熊本県は八代や芦北、球磨川流域の各地域で構成する県南地域への県営工業団地の整備に向け、2023年度後半から適地調査を進めている。県の企業立地課によると、25ヘクタール程度の用地取得が可能であることを条件に、複数の候補地が挙がっているという。関係市町村の意見を踏まえつつ、24年度内に候補地を1カ所選定することを目指している。早ければ25年度に基本設計に着手する見込み。
新たな工業団地整備の検討は、半導体受託生産最大手の台湾積体電路製造(TSMC)が県北地域の菊陽町進出に伴う経済波及効果を、県南地域にも拡大させるのが狙い。24年度当初予算では調査など関連事業費として1133万2000円を計上した。
23年度後半に着手した適地調査では交通アクセスや工業用水などの観点を踏まえつつ、県北の菊池市で整備してきた県営工業団地「菊池テクノパーク」など、先行事例を参考に25ヘクタール程度の用地取得ができる候補地を抽出。同課は候補地の地点といった詳細については協議中のために非公表とした。
基本設計から造成工事の完了までには5~6カ年は必要となるが、企業の投資熱が冷める前に分譲開始できるかが課題となる。同課は菊池市の工業団地整備では地元との調整を行ったことで、基本設計から造成完了までの期間を4カ年に短縮できた事例を基に、「なるべく早期に分譲開始できるよう、地元との調整に取り組みたい」としている。
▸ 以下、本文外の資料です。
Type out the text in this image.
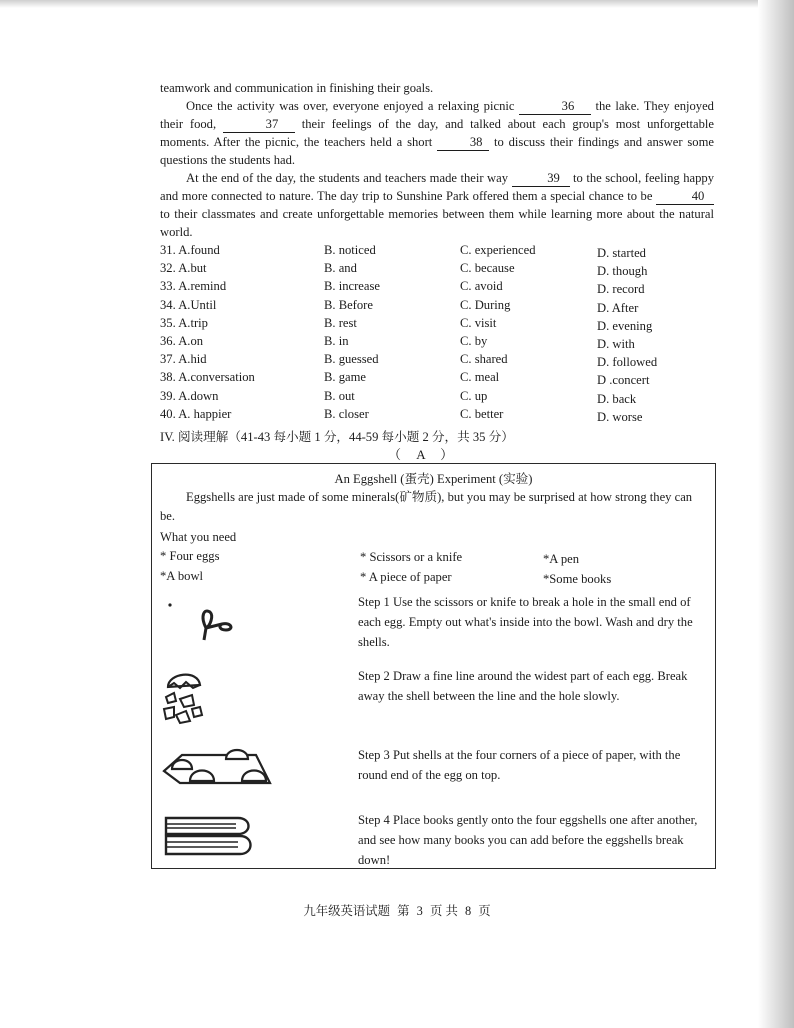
teamwork and communication in finishing their goals.

Once the activity was over, everyone enjoyed a relaxing picnic	36 the lake. They enjoyed their food,	37 their feelings of the day, and talked about each group's most unforgettable moments. After the picnic, the teachers held a short	38 to discuss their findings and answer some questions the students had.

At the end of the day, the students and teachers made their way	39 to the school, feeling happy and more connected to nature. The day trip to Sunshine Park offered them a special chance to be	40 to their classmates and create unforgettable memories between them while learning more about the natural world.

31. A.found	B. noticed	C. experienced	D. started
32. A.but	B. and	C. because	D. though
33. A.remind	B. increase	C. avoid	D. record
34. A.Until	B. Before	C. During	D. After
35. A.trip	B. rest	C. visit	D. evening
36. A.on	B. in	C. by	D. with
37. A.hid	B. guessed	C. shared	D. followed
38. A.conversation	B. game	C. meal	D .concert
39. A.down	B. out	C. up	D. back
40. A. happier	B. closer	C. better	D. worse
IV. 阅读理解（41-43 每小题 1 分，44-59 每小题 2 分，共 35 分）
（ A ）
An Eggshell (蛋壳) Experiment (实验)
Eggshells are just made of some minerals(矿物质), but you may be surprised at how strong they can be.
What you need
* Four eggs	* Scissors or a knife	*A pen
*A bowl	* A piece of paper	*Some books
Step 1 Use the scissors or knife to break a hole in the small end of each egg. Empty out what's inside into the bowl. Wash and dry the shells.
Step 2 Draw a fine line around the widest part of each egg. Break away the shell between the line and the hole slowly.
Step 3 Put shells at the four corners of a piece of paper, with the round end of the egg on top.
Step 4 Place books gently onto the four eggshells one after another, and see how many books you can add before the eggshells break down!
九年级英语试题 第 3 页 共 8 页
TSMCの菊陽町進出に伴い、同町の周辺など県北地域では半導体関連産業をはじめとした企業立地の動きが加速している。一方、県南地域ではTSMC進出による経済効果を感じられないとの声も生まれている。これを受け、蒲島郁夫前知事が23年12月の県議会で県南地域への工業団地整備を目指す考えを表明した。
誘致企業は半導体関連産業を念頭に置きながらも、物流企業や農産物生産の地域特性を生かせる食品関連といった業種の誘致も視野に入れる。